Михоэлс знал, что эта Комиссия занималась расследованием зверств только на территории Советского Союза и не имела задачи выявлять, какие жертвы понесли именно евреи. Но у него самого были связи с евреями, чудом выжившими в немецких концентрационных лагерях. Его родственник Зика Глик вернулся в Ригу после заключения в Магдебурге, Бухенвальде и Освенциме.
Михоэлс позвонил Зике:
— Мне нужна твоя помощь по данным о числе евреев — жертв гитлеровцев. Собери, что знаешь, и приезжай.

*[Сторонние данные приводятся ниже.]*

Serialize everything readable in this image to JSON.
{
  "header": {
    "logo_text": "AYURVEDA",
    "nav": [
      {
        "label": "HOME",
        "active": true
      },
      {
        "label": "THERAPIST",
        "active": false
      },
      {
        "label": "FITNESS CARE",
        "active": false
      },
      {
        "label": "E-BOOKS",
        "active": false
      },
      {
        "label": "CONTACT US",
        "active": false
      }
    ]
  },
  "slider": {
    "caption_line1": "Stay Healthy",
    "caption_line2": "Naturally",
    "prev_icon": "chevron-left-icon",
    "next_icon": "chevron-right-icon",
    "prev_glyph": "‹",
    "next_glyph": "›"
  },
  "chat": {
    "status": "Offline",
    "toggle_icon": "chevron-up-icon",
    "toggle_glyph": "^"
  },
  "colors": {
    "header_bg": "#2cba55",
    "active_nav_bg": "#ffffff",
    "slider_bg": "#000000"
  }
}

Это была давняя и самая заветная мечта Зики: когда-нибудь он расскажет собранные им в лагерях сведения человеку, который сможет донести их до всего мира. Кто же лучше, чем Соломон Михоэлс, сделает это? А Зика хранил в памяти великое множество цифр.
30 апреля 1945 года Вольфганг Леонгард с группой секретаря Коммунистической партии Германии Вальтера Ульбрихта прилетел из Москвы в освобожденную Германию.
В школе Коминтерна в Уфе Вольфганг был вышколен до предела. Слова «преданность делу великого Сталина» и «партийная дисциплина» не сходили у него с языка. Другие слушатели тоже часто повторяли их, но Вольфганг говорил более горячо и вдохновенно.
В июле 1943 года его с тремя сокурсниками вызвал директор:
— Завтра будьте готовы ехать в дальний путь. Поплывете на пароходе.
Все в школе делалось секретно, они привыкли не задавать вопросов и не подозревали, что их, как готовые продукты партийного обучения, посылают в Москву. Плыли на пароходе, потому что все железнодорожные линии были загружены военной техникой с уральских заводов.
Пароход вышел на Волгу и поплыл вверх мимо Казани. Немецкие войска бились с советскими всего в двух сотнях километров оттуда, и сохранялась опасность бомбежки парохода. Днем он шел близко к берегу, а по ночам стоял, не зажигая огни. В городе Горьком свернули и поплыли вверх по Оке. Приближалась Москва, и Вольфганг и другие все больше думали о том, что их ждет. К их удивлению, прибывших встретили на машине и привезли в богатую гостиницу «Люкс» в самом центре города. Там помещался немецкий Национальный комитет «Свободная Германия», он занимал всю гостиницу, там жили и работали секретари немецкой коммунистической партии Вильгельм Пик и Вальтер Ульбрихт, будущие президент и премьер-министр новой Германии, со штатом помощников. Вольфганга зачислили в штат сотрудником редакции немецкой газеты «Свободная Германия». Он был переполнен гордостью: он «попал в обойму» руководящего состава новой Германии. Хотя советские люди все еще жили трудно и голодно, условия жизни в гостинице «Люкс» были просто шикарные: сотрудникам комитета платили большие зарплаты, их хорошо кормили в «закрытой» столовой. Единственное, что мучило Вольфганга, — это полное отсутствие сведений о маме: как она, страдает ли она в лагерях, жива ли она? Уверенный в ее невинности, он по-прежнему никак не мог связать судьбу матери с политикой Сталина, в которого верил. А как рада была бы мама, если б узнала, что ее сын устроен, что у него благополучная работа, высокая должность — да еще на благо их страны! Он страдал, но делиться своими переживаниями и подобными мыслями не мог ни с кем.